LONDON: Sterling fell and the cost of hedging against sharp currency swings surged on Tuesday, after a poll showed record support for Scottish independence just two weeks before a referendum that poses risks for the pound.
The YouGov poll showed support for the pro-independence "Yes" campaign had risen to 47 percent, a four point gain since mid-August and up eight points since the start of the month. The lead held by the "No" campaign to reject independence has slumped to 6 points from 22 points at the start of August.
The currency is centre-stage in the heated Scottish referendum debate. Pro-independence leader Alex Salmond says Scotland will share the pound while Westminster has been sceptical about such a deal, leading to some uncertainty about the currency, debt and sharing of North Sea oil revenues.
So far, most investors, including those buying Scotland-based stocks, have been sanguine, factoring in only a slight chance that Scotland will leave the three-century-old union.
But with the latest poll leaving the union on a knife edge, investors are growing jittery.
"The currency market is where it will be most acutely felt," said George Godber, manager of the CF Miton UK Value Opportunities Fund.
Sterling shed 0.5 percent to $1.6518, on track for its biggest daily loss since Aug.19 and not far from a five-month low of $1.6501 struck late in August.
Even the euro, which has been struggling on expectations of further monetary easing from the European Central Bank, rose 0.4 percent to 79.35 pence.
Traders said sterling is likely to come under more pressure and could lose as much as 5 percent as uncertainty grows ahead of the referendum.
"Sterling is heading lower ... and will be one to keep an eye on as Sept. 18 approaches," said Angus Campbell, senior analyst at FxPro.
COST OF HEDGING RISES
Britain's stock market has so far shrugged off the impact of a potential break-up, but analysts warn that a "yes" vote could mean big changes for some Scottish-based companies with a global presence.

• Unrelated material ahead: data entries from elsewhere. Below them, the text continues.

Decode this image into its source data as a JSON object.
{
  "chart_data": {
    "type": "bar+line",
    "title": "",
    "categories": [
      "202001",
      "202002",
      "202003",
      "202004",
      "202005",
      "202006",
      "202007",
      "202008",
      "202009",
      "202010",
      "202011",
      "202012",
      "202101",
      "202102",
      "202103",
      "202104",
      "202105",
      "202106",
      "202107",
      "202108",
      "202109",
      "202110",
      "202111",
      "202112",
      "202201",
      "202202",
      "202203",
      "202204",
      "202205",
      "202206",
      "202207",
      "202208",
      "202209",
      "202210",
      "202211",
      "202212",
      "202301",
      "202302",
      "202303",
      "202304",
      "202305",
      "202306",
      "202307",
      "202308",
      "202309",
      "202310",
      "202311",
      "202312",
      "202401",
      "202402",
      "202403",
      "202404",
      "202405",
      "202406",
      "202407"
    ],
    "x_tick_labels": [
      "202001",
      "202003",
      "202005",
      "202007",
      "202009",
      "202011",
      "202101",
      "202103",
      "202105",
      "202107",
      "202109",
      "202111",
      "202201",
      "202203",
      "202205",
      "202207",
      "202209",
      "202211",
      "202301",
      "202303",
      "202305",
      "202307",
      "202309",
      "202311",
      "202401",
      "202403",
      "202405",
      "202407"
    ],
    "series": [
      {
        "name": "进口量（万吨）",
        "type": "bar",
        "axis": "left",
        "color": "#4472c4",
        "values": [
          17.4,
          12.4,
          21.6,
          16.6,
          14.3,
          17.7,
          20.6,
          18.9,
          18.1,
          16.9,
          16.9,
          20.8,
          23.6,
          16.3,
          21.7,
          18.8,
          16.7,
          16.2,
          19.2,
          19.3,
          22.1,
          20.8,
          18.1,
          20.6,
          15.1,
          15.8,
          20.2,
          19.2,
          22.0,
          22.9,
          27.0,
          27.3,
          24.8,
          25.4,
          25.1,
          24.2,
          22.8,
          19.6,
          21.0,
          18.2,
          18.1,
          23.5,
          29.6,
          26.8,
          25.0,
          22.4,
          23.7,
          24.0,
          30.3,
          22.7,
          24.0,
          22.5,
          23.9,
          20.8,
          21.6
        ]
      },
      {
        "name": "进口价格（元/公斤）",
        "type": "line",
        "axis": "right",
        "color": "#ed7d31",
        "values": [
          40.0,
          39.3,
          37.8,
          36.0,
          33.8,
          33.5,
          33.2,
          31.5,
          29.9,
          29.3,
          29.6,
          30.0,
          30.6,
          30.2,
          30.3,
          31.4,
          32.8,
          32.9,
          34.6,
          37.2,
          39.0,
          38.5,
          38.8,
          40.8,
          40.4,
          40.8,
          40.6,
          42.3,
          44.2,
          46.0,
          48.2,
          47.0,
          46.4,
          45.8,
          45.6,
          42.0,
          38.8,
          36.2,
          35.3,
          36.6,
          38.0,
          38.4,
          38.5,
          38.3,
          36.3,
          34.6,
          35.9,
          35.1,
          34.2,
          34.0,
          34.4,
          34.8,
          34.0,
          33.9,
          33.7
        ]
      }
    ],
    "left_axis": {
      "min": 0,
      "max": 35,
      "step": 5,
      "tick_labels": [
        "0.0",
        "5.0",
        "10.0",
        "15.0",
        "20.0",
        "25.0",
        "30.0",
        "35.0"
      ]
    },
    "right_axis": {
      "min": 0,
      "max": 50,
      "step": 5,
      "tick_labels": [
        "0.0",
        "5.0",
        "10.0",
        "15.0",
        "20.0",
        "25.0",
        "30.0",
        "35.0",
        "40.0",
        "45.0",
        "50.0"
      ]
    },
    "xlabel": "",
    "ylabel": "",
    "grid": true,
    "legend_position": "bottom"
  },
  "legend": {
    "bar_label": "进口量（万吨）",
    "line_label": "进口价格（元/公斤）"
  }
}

Banks such as Royal Bank of Scotland and Lloyds have already said that an independent Scotland could have a significant impact on compliance costs, taxes and credit ratings. Scotland's asset-management industry would also be exposed.
Independence might also leave a bitter taste for top whisky producer Diageo, as Scotch whisky is Scotland's second-largest export industry after oil and gas, according to Barclays.